We have explored the feasibility of a new tissue engineering strategy, named scaffold sheet tissue engineering. Porous, strong, and thin CUPE scaffold sheets were prepared using a particulate leaching technique to fabricate complex 3D scaffolds and bonded together either chemically or through cell culture using a layer-by-layer approach. In the chemically bonded procedure, single scaffold sheets were crosslinked together to show the potential in creating complex 3D constructs fabricated from individual layers composed of different morphologies. Unlike cell-sheet tissue engineering, the scaffold sheet tissue engineering cell bonded design implies that cells will be seeded on a thin scaffold sheet, which may provide a suitable environment similar to the natural extracellular matrix, and subsequently bonded together to potentially form multi-cellular stratified tissues. When stacked together, CUPE scaffold sheets displayed mechanical properties adequate for immediate implantation in potential applications for in vivo tissue engineering.
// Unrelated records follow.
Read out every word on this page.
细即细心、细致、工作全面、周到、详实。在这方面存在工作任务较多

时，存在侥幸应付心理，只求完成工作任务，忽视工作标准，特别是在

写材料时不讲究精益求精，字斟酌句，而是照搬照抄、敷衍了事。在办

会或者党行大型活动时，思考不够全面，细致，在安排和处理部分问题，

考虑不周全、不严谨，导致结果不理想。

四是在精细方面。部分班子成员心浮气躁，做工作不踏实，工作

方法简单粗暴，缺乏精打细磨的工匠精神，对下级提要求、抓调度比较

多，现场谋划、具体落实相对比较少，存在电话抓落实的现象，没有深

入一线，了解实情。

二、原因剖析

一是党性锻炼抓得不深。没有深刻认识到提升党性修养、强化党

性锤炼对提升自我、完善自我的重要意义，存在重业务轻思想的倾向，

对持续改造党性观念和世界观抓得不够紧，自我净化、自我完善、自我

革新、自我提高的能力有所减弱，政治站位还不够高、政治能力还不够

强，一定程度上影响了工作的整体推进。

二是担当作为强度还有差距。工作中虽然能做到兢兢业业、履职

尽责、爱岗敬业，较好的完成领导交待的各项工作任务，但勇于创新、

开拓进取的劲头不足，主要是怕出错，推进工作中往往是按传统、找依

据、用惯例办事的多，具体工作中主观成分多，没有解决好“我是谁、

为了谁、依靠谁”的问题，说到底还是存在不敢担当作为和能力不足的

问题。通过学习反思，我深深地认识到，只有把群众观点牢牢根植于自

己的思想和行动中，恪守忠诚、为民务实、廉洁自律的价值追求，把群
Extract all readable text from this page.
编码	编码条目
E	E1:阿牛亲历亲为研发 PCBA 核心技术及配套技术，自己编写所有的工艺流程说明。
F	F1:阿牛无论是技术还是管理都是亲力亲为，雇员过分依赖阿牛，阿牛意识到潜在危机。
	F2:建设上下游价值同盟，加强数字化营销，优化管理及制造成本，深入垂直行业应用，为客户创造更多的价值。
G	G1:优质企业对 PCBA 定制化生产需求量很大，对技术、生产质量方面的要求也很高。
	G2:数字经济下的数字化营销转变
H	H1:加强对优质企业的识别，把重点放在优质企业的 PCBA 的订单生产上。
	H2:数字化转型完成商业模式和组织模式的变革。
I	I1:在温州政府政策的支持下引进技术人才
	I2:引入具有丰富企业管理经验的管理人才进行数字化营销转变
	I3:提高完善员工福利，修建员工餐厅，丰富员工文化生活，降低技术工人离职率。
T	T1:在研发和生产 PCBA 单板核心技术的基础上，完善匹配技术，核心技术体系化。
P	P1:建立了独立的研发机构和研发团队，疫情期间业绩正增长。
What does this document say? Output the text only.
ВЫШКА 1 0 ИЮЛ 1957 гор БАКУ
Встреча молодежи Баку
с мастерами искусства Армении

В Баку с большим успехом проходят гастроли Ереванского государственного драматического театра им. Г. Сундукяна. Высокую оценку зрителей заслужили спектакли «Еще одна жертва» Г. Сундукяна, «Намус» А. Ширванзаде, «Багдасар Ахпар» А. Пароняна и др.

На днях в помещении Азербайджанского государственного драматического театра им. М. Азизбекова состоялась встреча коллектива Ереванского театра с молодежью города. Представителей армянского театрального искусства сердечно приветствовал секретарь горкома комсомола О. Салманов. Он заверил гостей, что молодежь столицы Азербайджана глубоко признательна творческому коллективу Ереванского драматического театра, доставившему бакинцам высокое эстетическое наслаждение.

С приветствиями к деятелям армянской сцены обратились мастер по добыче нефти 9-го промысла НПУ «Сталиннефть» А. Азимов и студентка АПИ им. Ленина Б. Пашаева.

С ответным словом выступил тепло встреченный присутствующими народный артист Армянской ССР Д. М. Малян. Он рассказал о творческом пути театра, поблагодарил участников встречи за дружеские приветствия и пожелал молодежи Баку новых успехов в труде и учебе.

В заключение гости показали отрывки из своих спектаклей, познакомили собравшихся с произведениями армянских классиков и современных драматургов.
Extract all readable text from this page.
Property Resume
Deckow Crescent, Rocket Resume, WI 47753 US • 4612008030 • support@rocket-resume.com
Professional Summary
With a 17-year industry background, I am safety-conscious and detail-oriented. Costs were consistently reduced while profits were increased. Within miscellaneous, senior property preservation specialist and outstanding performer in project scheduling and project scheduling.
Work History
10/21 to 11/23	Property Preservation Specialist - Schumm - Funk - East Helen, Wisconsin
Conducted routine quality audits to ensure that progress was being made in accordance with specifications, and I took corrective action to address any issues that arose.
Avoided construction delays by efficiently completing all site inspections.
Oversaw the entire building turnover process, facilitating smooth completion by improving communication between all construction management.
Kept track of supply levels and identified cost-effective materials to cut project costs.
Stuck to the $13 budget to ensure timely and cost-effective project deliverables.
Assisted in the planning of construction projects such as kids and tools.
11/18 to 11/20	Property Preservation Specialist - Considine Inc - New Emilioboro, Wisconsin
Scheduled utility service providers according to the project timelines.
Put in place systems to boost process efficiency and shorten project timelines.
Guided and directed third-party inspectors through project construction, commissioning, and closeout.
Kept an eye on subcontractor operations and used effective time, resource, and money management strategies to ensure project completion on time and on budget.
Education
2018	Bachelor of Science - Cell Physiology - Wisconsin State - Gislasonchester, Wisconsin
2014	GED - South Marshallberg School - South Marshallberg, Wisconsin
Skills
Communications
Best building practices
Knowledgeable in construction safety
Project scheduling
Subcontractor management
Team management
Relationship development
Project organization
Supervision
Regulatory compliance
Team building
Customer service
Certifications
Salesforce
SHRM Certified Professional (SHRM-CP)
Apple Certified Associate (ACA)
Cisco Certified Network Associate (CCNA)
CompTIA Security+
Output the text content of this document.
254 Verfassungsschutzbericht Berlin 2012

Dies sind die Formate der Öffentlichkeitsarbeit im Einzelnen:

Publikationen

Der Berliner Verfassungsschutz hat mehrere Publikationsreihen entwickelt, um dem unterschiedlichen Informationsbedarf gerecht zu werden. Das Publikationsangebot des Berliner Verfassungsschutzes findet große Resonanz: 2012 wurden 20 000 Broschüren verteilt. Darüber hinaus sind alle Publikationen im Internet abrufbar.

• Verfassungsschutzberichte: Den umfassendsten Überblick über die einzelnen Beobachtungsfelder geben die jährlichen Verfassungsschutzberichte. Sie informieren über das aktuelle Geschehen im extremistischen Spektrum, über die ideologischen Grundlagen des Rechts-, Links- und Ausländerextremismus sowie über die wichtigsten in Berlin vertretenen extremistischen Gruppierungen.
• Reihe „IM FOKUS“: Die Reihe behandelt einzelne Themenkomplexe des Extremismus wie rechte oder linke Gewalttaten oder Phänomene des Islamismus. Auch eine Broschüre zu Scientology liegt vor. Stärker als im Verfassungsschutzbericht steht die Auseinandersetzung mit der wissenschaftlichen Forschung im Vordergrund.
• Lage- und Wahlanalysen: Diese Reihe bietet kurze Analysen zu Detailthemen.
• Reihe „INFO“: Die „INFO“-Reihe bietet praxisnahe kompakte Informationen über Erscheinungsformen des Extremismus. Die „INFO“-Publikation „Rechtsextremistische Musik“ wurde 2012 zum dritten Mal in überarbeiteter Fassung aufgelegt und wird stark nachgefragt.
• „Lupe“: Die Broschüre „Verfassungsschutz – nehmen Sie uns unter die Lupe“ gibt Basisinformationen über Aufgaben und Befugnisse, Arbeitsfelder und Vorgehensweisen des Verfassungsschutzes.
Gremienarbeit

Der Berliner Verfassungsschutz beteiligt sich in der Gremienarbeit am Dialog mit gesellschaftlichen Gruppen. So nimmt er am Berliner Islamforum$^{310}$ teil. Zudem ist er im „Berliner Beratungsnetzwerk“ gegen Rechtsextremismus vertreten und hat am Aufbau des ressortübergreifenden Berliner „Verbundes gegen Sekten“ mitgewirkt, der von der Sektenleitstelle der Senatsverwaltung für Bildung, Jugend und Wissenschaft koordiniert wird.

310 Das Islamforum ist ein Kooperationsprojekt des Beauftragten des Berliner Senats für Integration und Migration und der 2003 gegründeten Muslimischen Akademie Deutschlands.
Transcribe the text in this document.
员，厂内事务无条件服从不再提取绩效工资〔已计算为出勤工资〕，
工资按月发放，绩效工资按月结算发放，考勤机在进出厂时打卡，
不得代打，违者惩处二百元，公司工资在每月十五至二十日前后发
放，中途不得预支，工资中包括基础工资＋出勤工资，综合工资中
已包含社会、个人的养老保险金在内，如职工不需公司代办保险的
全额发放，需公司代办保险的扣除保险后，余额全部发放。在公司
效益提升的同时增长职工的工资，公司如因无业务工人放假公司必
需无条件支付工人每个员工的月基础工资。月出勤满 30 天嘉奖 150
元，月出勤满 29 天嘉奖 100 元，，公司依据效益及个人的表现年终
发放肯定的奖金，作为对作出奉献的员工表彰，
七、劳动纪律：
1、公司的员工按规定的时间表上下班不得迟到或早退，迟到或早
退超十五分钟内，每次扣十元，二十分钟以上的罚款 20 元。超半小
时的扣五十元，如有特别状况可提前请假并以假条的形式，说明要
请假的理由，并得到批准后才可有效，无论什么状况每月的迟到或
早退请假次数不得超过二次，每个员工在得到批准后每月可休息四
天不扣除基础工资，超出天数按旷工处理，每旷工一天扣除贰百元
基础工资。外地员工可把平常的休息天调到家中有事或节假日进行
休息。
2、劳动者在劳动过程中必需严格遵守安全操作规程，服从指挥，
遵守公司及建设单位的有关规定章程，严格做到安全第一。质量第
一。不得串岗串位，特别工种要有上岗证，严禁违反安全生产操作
Cell culture experiments show the cytocompatibility of the scaffold sheets, and the potential of the individual layers to be bonded together using the deposited cellular ECM. Future work will focus on using the scaffold sheet design to compartmentalize different cell types on various scaffold layers in the construction of multi-layer tissues (e.g. blood vessels), and to study the cell-cell communication between scaffold layers.
This work was supported in part by the American Heart Association Beginning Grant-in-Aid Award (to J.Y.), award R21EB009795 from the National Institute of Biomedical Imaging and Bioengineering (NIBIB) (to J.Y.) and NIH R01 GM074021 (to L.T).